The Food and Drug Administration says that ractopamine is safe. The agency approved its use in pigs in 1999.
But the drug still arouses some controversy. Safety regulators in the European Union, China, Russia and a variety of other countries have not approved the drug. They say there's not yet enough evidence to prove that pork produced using ractopamine is safe to eat.
Apart from any human health concerns, there have been many reports of animals suffering when they get too much of the drug.
There are pigs that don't get any ractopamine. Organic pork producers definitely don't use it. Natural pork producers probably don't — although Maren says that there's so little awareness of ractopamine use that many big buyers of "all-natural" pork don't even bother to ask about it.
And consumers don't get any information about all that on pork labels.
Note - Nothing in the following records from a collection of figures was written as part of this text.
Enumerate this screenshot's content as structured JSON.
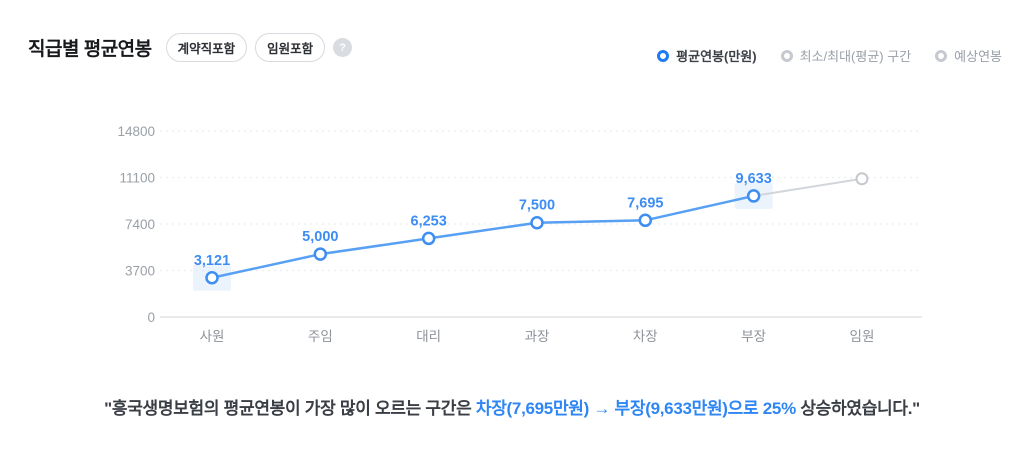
{
  "header": {
    "title": "직급별 평균연봉",
    "badges": [
      "계약직포함",
      "임원포함"
    ],
    "help_icon": "?",
    "legend": [
      {
        "label": "평균연봉(만원)",
        "active": true
      },
      {
        "label": "최소/최대(평균) 구간",
        "active": false
      },
      {
        "label": "예상연봉",
        "active": false
      }
    ]
  },
  "chart_data": {
    "type": "line",
    "title": "직급별 평균연봉",
    "categories": [
      "사원",
      "주임",
      "대리",
      "과장",
      "차장",
      "부장",
      "임원"
    ],
    "series": [
      {
        "name": "평균연봉(만원)",
        "values": [
          3121,
          5000,
          6253,
          7500,
          7695,
          9633,
          null
        ]
      },
      {
        "name": "예상연봉",
        "values": [
          null,
          null,
          null,
          null,
          null,
          9633,
          11000
        ],
        "note": "estimated from gridlines, unlabeled gray segment"
      }
    ],
    "point_labels": [
      "3,121",
      "5,000",
      "6,253",
      "7,500",
      "7,695",
      "9,633",
      ""
    ],
    "highlighted_categories": [
      "사원",
      "부장"
    ],
    "yticks": [
      0,
      3700,
      7400,
      11100,
      14800
    ],
    "ylim": [
      0,
      14800
    ],
    "grid": "horizontal dotted",
    "legend_position": "top-right",
    "colors": {
      "line": "#57a0f4",
      "point_stroke": "#3e8ef2",
      "label_text": "#3e8df3",
      "estimate_line": "#d2d5d9",
      "estimate_point": "#c5c8cd",
      "grid_line": "#ebedef",
      "zero_line": "#dcdee1",
      "tick_text": "#9aa0a7",
      "category_text": "#8d9299",
      "highlight_fill": "#ddebfb"
    }
  },
  "summary": {
    "prefix": "\"흥국생명보험의 평균연봉이 가장 많이 오르는 구간은 ",
    "highlight": "차장(7,695만원) → 부장(9,633만원)으로 25%",
    "suffix": " 상승하였습니다.\""
  }
}
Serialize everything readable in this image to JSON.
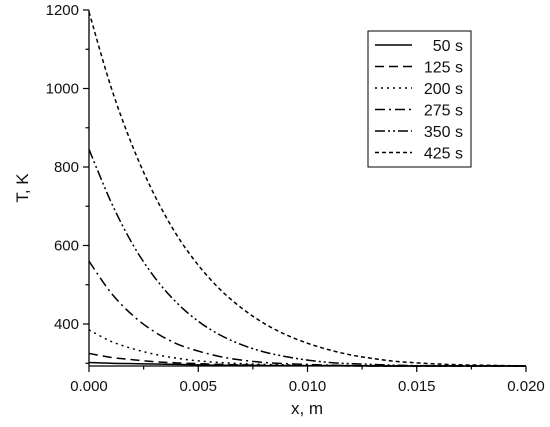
{
  "chart_data": {
    "type": "line",
    "title": "",
    "xlabel": "x, m",
    "ylabel": "T, K",
    "xlim": [
      0,
      0.02
    ],
    "ylim": [
      293,
      1200
    ],
    "x_ticks": [
      0,
      0.005,
      0.01,
      0.015,
      0.02
    ],
    "x_tick_labels": [
      "0.000",
      "0.005",
      "0.010",
      "0.015",
      "0.020"
    ],
    "y_ticks": [
      400,
      600,
      800,
      1000,
      1200
    ],
    "y_tick_labels": [
      "400",
      "600",
      "800",
      "1000",
      "1200"
    ],
    "grid": false,
    "legend_position": "top-right",
    "x": [
      0,
      0.001,
      0.002,
      0.003,
      0.004,
      0.005,
      0.006,
      0.007,
      0.008,
      0.009,
      0.01,
      0.011,
      0.012,
      0.013,
      0.014,
      0.015,
      0.016,
      0.017,
      0.018,
      0.019,
      0.02
    ],
    "series": [
      {
        "name": "50 s",
        "dash": "",
        "values": [
          302,
          300,
          299,
          298,
          297,
          296,
          295,
          295,
          294,
          294,
          294,
          294,
          294,
          293,
          293,
          293,
          293,
          293,
          293,
          293,
          293
        ]
      },
      {
        "name": "125 s",
        "dash": "9,5",
        "values": [
          325,
          315,
          309,
          304,
          301,
          299,
          297,
          296,
          295,
          294,
          294,
          294,
          293,
          293,
          293,
          293,
          293,
          293,
          293,
          293,
          293
        ]
      },
      {
        "name": "200 s",
        "dash": "2,4",
        "values": [
          385,
          356,
          337,
          323,
          313,
          306,
          302,
          299,
          297,
          296,
          295,
          294,
          294,
          293,
          293,
          293,
          293,
          293,
          293,
          293,
          293
        ]
      },
      {
        "name": "275 s",
        "dash": "10,4,2,4",
        "values": [
          560,
          480,
          422,
          380,
          350,
          331,
          317,
          308,
          302,
          299,
          297,
          295,
          294,
          294,
          293,
          293,
          293,
          293,
          293,
          293,
          293
        ]
      },
      {
        "name": "350 s",
        "dash": "10,3,2,3,2,3",
        "values": [
          845,
          712,
          603,
          519,
          455,
          407,
          372,
          347,
          329,
          317,
          308,
          302,
          299,
          297,
          295,
          294,
          294,
          293,
          293,
          293,
          293
        ]
      },
      {
        "name": "425 s",
        "dash": "4,3",
        "values": [
          1195,
          1005,
          852,
          728,
          628,
          550,
          488,
          440,
          402,
          373,
          351,
          334,
          321,
          312,
          305,
          301,
          298,
          296,
          295,
          294,
          293
        ]
      }
    ]
  }
}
It's never mentioned.
David Maren decided that he wanted to tell the world that his company's pork is ractopamine-free. He thought consumers might pay a little extra for that, the same way that some consumers look for meat that's raised without antibiotics.
"Tendergrass Farms is always looking to get as much value for our products as possible," he says.
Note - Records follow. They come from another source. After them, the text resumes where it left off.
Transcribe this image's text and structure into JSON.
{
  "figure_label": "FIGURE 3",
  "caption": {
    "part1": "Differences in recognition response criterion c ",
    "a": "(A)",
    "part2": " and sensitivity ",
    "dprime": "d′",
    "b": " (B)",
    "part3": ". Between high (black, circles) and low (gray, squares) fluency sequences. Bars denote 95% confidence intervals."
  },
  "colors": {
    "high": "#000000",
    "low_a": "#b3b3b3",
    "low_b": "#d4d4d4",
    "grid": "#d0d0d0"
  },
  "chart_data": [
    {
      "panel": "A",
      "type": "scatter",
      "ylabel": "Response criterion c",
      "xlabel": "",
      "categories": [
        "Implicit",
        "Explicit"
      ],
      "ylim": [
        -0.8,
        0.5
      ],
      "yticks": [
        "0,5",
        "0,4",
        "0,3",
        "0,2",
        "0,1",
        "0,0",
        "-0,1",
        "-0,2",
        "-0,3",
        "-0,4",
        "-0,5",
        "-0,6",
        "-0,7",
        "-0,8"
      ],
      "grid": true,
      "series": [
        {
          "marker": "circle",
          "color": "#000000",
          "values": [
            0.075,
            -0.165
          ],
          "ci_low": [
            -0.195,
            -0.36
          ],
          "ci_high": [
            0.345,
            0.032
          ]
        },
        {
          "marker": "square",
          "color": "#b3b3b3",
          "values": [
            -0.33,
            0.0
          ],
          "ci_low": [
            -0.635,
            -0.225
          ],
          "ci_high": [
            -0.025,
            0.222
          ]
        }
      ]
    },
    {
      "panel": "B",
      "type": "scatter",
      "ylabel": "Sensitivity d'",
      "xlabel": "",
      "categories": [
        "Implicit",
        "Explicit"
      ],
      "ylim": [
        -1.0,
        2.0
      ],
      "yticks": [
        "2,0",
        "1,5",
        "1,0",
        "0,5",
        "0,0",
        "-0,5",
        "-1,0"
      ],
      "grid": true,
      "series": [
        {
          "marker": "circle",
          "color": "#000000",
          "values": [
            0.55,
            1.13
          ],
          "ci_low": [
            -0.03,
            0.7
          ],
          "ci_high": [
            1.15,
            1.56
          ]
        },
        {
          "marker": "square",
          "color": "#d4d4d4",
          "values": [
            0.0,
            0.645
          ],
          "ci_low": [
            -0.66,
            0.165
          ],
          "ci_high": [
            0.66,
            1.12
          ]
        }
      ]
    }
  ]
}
So last year, he drew up a new label containing these words: "Our pigs are never fed beta-agonists (like Ractopamine) — drugs widely used as artificial growth promotants in the pork industry today."
Meat labels have to get approval from the U.S. Department of Agriculture, though, which is supposed to make sure that labels are not false or misleading. The USDA refused to approve Maren's proposed label.
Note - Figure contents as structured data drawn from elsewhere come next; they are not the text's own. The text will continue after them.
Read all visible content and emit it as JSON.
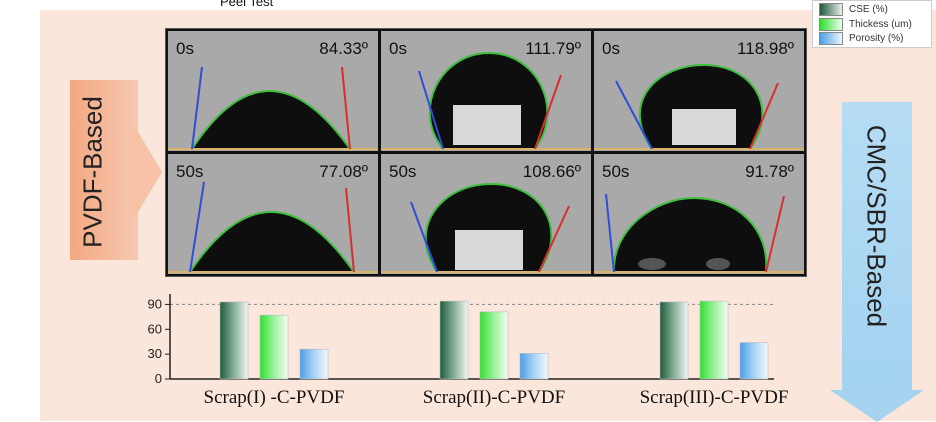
{
  "figure": {
    "top_title": "Peel Test",
    "left_label": "PVDF-Based",
    "right_label": "CMC/SBR-Based"
  },
  "legend": {
    "items": [
      {
        "label": "CSE (%)",
        "color": "#2f6f4f"
      },
      {
        "label": "Thickess (um)",
        "color": "#3ee63e"
      },
      {
        "label": "Porosity (%)",
        "color": "#5aa8f0"
      }
    ]
  },
  "contact_angles": [
    {
      "time": "0s",
      "angle": "84.33º"
    },
    {
      "time": "0s",
      "angle": "111.79º"
    },
    {
      "time": "0s",
      "angle": "118.98º"
    },
    {
      "time": "50s",
      "angle": "77.08º"
    },
    {
      "time": "50s",
      "angle": "108.66º"
    },
    {
      "time": "50s",
      "angle": "91.78º"
    }
  ],
  "chart_data": {
    "type": "bar",
    "categories": [
      "Scrap(I) -C-PVDF",
      "Scrap(II)-C-PVDF",
      "Scrap(III)-C-PVDF"
    ],
    "series": [
      {
        "name": "CSE (%)",
        "values": [
          93,
          94,
          93
        ]
      },
      {
        "name": "Thickess (um)",
        "values": [
          77,
          81,
          94
        ]
      },
      {
        "name": "Porosity (%)",
        "values": [
          36,
          31,
          44
        ]
      }
    ],
    "yticks": [
      "0",
      "30",
      "60",
      "90"
    ],
    "ylim": [
      0,
      105
    ],
    "reference_line": 90,
    "grid": false,
    "colors": [
      "#2f6f4f",
      "#3ee63e",
      "#5aa8f0"
    ]
  }
}
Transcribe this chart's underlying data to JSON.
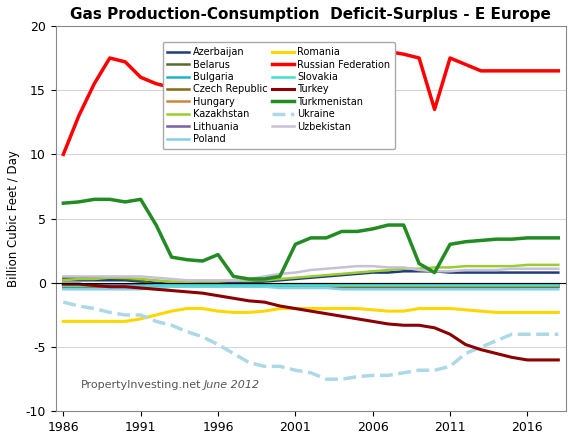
{
  "title": "Gas Production-Consumption  Deficit-Surplus - E Europe",
  "ylabel": "Billion Cubic Feet / Day",
  "watermark": "PropertyInvesting.net",
  "watermark_italic": " June 2012",
  "ylim": [
    -10,
    20
  ],
  "yticks": [
    -10,
    -5,
    0,
    5,
    10,
    15,
    20
  ],
  "years": [
    1986,
    1987,
    1988,
    1989,
    1990,
    1991,
    1992,
    1993,
    1994,
    1995,
    1996,
    1997,
    1998,
    1999,
    2000,
    2001,
    2002,
    2003,
    2004,
    2005,
    2006,
    2007,
    2008,
    2009,
    2010,
    2011,
    2012,
    2013,
    2014,
    2015,
    2016,
    2017,
    2018
  ],
  "series": {
    "Azerbaijan": {
      "color": "#1F3D7A",
      "linewidth": 1.8,
      "linestyle": "-",
      "data": [
        0.2,
        0.2,
        0.2,
        0.2,
        0.2,
        0.1,
        0.0,
        -0.1,
        -0.1,
        0.0,
        0.0,
        0.0,
        0.0,
        0.1,
        0.2,
        0.3,
        0.4,
        0.5,
        0.6,
        0.7,
        0.8,
        0.8,
        0.9,
        0.9,
        0.9,
        0.8,
        0.8,
        0.8,
        0.8,
        0.8,
        0.8,
        0.8,
        0.8
      ]
    },
    "Belarus": {
      "color": "#556B2F",
      "linewidth": 1.8,
      "linestyle": "-",
      "data": [
        0.4,
        0.4,
        0.4,
        0.4,
        0.3,
        0.2,
        -0.2,
        -0.3,
        -0.3,
        -0.3,
        -0.3,
        -0.3,
        -0.3,
        -0.3,
        -0.3,
        -0.3,
        -0.3,
        -0.3,
        -0.4,
        -0.4,
        -0.4,
        -0.4,
        -0.4,
        -0.4,
        -0.4,
        -0.4,
        -0.4,
        -0.4,
        -0.4,
        -0.4,
        -0.3,
        -0.3,
        -0.3
      ]
    },
    "Bulgaria": {
      "color": "#20B2CC",
      "linewidth": 1.8,
      "linestyle": "-",
      "data": [
        -0.3,
        -0.3,
        -0.3,
        -0.3,
        -0.3,
        -0.2,
        -0.1,
        -0.1,
        -0.1,
        -0.1,
        -0.1,
        -0.1,
        -0.1,
        -0.1,
        -0.1,
        -0.1,
        -0.1,
        -0.1,
        -0.1,
        -0.1,
        -0.1,
        -0.1,
        -0.1,
        -0.1,
        -0.1,
        -0.1,
        -0.1,
        -0.1,
        -0.1,
        -0.1,
        -0.1,
        -0.1,
        -0.1
      ]
    },
    "Czech Republic": {
      "color": "#8B6914",
      "linewidth": 1.8,
      "linestyle": "-",
      "data": [
        -0.4,
        -0.4,
        -0.4,
        -0.4,
        -0.4,
        -0.4,
        -0.35,
        -0.3,
        -0.3,
        -0.3,
        -0.3,
        -0.3,
        -0.3,
        -0.3,
        -0.3,
        -0.3,
        -0.3,
        -0.3,
        -0.3,
        -0.3,
        -0.3,
        -0.3,
        -0.3,
        -0.3,
        -0.3,
        -0.3,
        -0.3,
        -0.3,
        -0.3,
        -0.3,
        -0.3,
        -0.3,
        -0.3
      ]
    },
    "Hungary": {
      "color": "#CD853F",
      "linewidth": 1.8,
      "linestyle": "-",
      "data": [
        -0.2,
        -0.2,
        -0.2,
        -0.2,
        -0.2,
        -0.2,
        -0.2,
        -0.15,
        -0.15,
        -0.15,
        -0.15,
        -0.15,
        -0.15,
        -0.15,
        -0.2,
        -0.2,
        -0.2,
        -0.2,
        -0.2,
        -0.2,
        -0.2,
        -0.2,
        -0.2,
        -0.2,
        -0.2,
        -0.2,
        -0.2,
        -0.2,
        -0.2,
        -0.2,
        -0.2,
        -0.2,
        -0.2
      ]
    },
    "Kazakhstan": {
      "color": "#9ACD32",
      "linewidth": 1.8,
      "linestyle": "-",
      "data": [
        0.2,
        0.3,
        0.3,
        0.4,
        0.4,
        0.3,
        0.2,
        0.1,
        0.1,
        0.1,
        0.1,
        0.2,
        0.2,
        0.2,
        0.3,
        0.4,
        0.5,
        0.6,
        0.7,
        0.8,
        0.9,
        1.0,
        1.1,
        1.1,
        1.2,
        1.2,
        1.3,
        1.3,
        1.3,
        1.3,
        1.4,
        1.4,
        1.4
      ]
    },
    "Lithuania": {
      "color": "#7B5EA7",
      "linewidth": 1.8,
      "linestyle": "-",
      "data": [
        -0.1,
        -0.1,
        -0.1,
        -0.1,
        -0.1,
        -0.1,
        -0.1,
        -0.1,
        -0.1,
        -0.1,
        -0.1,
        -0.1,
        -0.1,
        -0.1,
        -0.1,
        -0.1,
        -0.1,
        -0.1,
        -0.1,
        -0.1,
        -0.1,
        -0.1,
        -0.1,
        -0.1,
        -0.1,
        -0.1,
        -0.1,
        -0.1,
        -0.1,
        -0.1,
        -0.1,
        -0.1,
        -0.1
      ]
    },
    "Poland": {
      "color": "#87CEEB",
      "linewidth": 1.8,
      "linestyle": "-",
      "data": [
        -0.5,
        -0.5,
        -0.5,
        -0.5,
        -0.5,
        -0.5,
        -0.4,
        -0.3,
        -0.3,
        -0.3,
        -0.3,
        -0.3,
        -0.3,
        -0.3,
        -0.4,
        -0.4,
        -0.4,
        -0.4,
        -0.5,
        -0.5,
        -0.5,
        -0.5,
        -0.5,
        -0.5,
        -0.5,
        -0.5,
        -0.5,
        -0.5,
        -0.5,
        -0.5,
        -0.5,
        -0.5,
        -0.5
      ]
    },
    "Romania": {
      "color": "#FFD700",
      "linewidth": 2.2,
      "linestyle": "-",
      "data": [
        -3.0,
        -3.0,
        -3.0,
        -3.0,
        -3.0,
        -2.8,
        -2.5,
        -2.2,
        -2.0,
        -2.0,
        -2.2,
        -2.3,
        -2.3,
        -2.2,
        -2.0,
        -2.0,
        -2.0,
        -2.0,
        -2.0,
        -2.0,
        -2.1,
        -2.2,
        -2.2,
        -2.0,
        -2.0,
        -2.0,
        -2.1,
        -2.2,
        -2.3,
        -2.3,
        -2.3,
        -2.3,
        -2.3
      ]
    },
    "Russian Federation": {
      "color": "#FF0000",
      "linewidth": 2.5,
      "linestyle": "-",
      "data": [
        10.0,
        13.0,
        15.5,
        17.5,
        17.2,
        16.0,
        15.5,
        15.2,
        15.5,
        16.5,
        16.0,
        17.0,
        17.5,
        17.0,
        15.3,
        17.5,
        17.0,
        17.5,
        17.5,
        17.5,
        17.5,
        18.0,
        17.8,
        17.5,
        13.5,
        17.5,
        17.0,
        16.5,
        16.5,
        16.5,
        16.5,
        16.5,
        16.5
      ]
    },
    "Slovakia": {
      "color": "#40E0D0",
      "linewidth": 1.8,
      "linestyle": "-",
      "data": [
        -0.25,
        -0.25,
        -0.25,
        -0.25,
        -0.25,
        -0.25,
        -0.2,
        -0.2,
        -0.2,
        -0.2,
        -0.2,
        -0.2,
        -0.2,
        -0.2,
        -0.2,
        -0.2,
        -0.2,
        -0.2,
        -0.2,
        -0.2,
        -0.2,
        -0.2,
        -0.2,
        -0.2,
        -0.2,
        -0.2,
        -0.2,
        -0.2,
        -0.2,
        -0.2,
        -0.2,
        -0.2,
        -0.2
      ]
    },
    "Turkey": {
      "color": "#8B0000",
      "linewidth": 2.2,
      "linestyle": "-",
      "data": [
        -0.1,
        -0.1,
        -0.2,
        -0.3,
        -0.3,
        -0.4,
        -0.5,
        -0.6,
        -0.7,
        -0.8,
        -1.0,
        -1.2,
        -1.4,
        -1.5,
        -1.8,
        -2.0,
        -2.2,
        -2.4,
        -2.6,
        -2.8,
        -3.0,
        -3.2,
        -3.3,
        -3.3,
        -3.5,
        -4.0,
        -4.8,
        -5.2,
        -5.5,
        -5.8,
        -6.0,
        -6.0,
        -6.0
      ]
    },
    "Turkmenistan": {
      "color": "#228B22",
      "linewidth": 2.5,
      "linestyle": "-",
      "data": [
        6.2,
        6.3,
        6.5,
        6.5,
        6.3,
        6.5,
        4.5,
        2.0,
        1.8,
        1.7,
        2.2,
        0.5,
        0.3,
        0.3,
        0.5,
        3.0,
        3.5,
        3.5,
        4.0,
        4.0,
        4.2,
        4.5,
        4.5,
        1.5,
        0.8,
        3.0,
        3.2,
        3.3,
        3.4,
        3.4,
        3.5,
        3.5,
        3.5
      ]
    },
    "Ukraine": {
      "color": "#ADD8E6",
      "linewidth": 2.5,
      "linestyle": "--",
      "data": [
        -1.5,
        -1.8,
        -2.0,
        -2.3,
        -2.5,
        -2.5,
        -3.0,
        -3.3,
        -3.8,
        -4.2,
        -4.8,
        -5.5,
        -6.2,
        -6.5,
        -6.5,
        -6.8,
        -7.0,
        -7.5,
        -7.5,
        -7.3,
        -7.2,
        -7.2,
        -7.0,
        -6.8,
        -6.8,
        -6.5,
        -5.5,
        -5.0,
        -4.5,
        -4.0,
        -4.0,
        -4.0,
        -4.0
      ]
    },
    "Uzbekistan": {
      "color": "#C8C0D8",
      "linewidth": 1.8,
      "linestyle": "-",
      "data": [
        0.5,
        0.5,
        0.5,
        0.5,
        0.5,
        0.5,
        0.4,
        0.3,
        0.2,
        0.2,
        0.2,
        0.2,
        0.3,
        0.5,
        0.7,
        0.8,
        1.0,
        1.1,
        1.2,
        1.3,
        1.3,
        1.2,
        1.2,
        1.0,
        0.9,
        0.9,
        1.0,
        1.0,
        1.0,
        1.1,
        1.1,
        1.1,
        1.1
      ]
    }
  },
  "legend_col1": [
    "Azerbaijan",
    "Bulgaria",
    "Hungary",
    "Lithuania",
    "Romania",
    "Slovakia",
    "Turkmenistan",
    "Uzbekistan"
  ],
  "legend_col2": [
    "Belarus",
    "Czech Republic",
    "Kazakhstan",
    "Poland",
    "Russian Federation",
    "Turkey",
    "Ukraine"
  ],
  "xticks": [
    1986,
    1991,
    1996,
    2001,
    2006,
    2011,
    2016
  ],
  "background_color": "#ffffff"
}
Officials at the USDA advised Maren to modify the label to say instead that "our animals are never fed growth promotants," and to include an additional statement that "federal regulations prohibit the use of hormones in pork."
Philip Derfler, deputy administrator of the USDA's Food Safety Inspection Service, which oversees meat labels, told The Salt that Maren's original proposal was confusing. "Apparently, a judgment was made that the information wasn't being presented in a way that would be understandable to a consumer," he said.
But Maren kept pushing, and after hearing that the USDA was reconsidering its position, he submitted a new proposal. The new label states that the product is made with "no ractopamine — a beta-agonist growth promotant."
Last week, Maren got official notice that this label had been approved. Maren thinks it will be the first USDA-approved label on pork to explicitly mention ractopamine.
But he thinks it won't be the last one. "I imagine that if anyone in the industry is talking about it, then everyone has to talk about it," he says.
This does not sound like good news to some conventional pork producers, such as David Hardin, in Danville, Ind.
"When you put a label like that on there, it will immediately make the consumer think, 'Well what is this? It must be something bad,'" he says.
If consumers start to look for ractopamine-free labels, it could lead to pressure on farmers to stop using this profitable drug.
In fact, some farmers are feeling that pressure already, for another reason. One very big buyer of American pork is demanding ractopamine-free pork, and it's a very big customer indeed: the nation of China.
Some big pork processors are asking farmers to deliver pork the way China wants it. "If you sell to a processor that either does export to China or could potentially export to China, then you're probably going to see some pressure," says Hardin.
Hardin says that farmers are divided about how to respond to China's demands. Some farmers don't want to abandon ractopamine as a matter of principle. Using it, they point out, means cheaper pork for consumers and less stress on the environment (because pigs on ractopamine don't need as much feed, and don't produce as much manure.)
Other farmers, he says, are ready to follow the signals of the market. If consumers are willing to pay more for pork labeled "ractopamine-free," that's how they'll raise their pigs.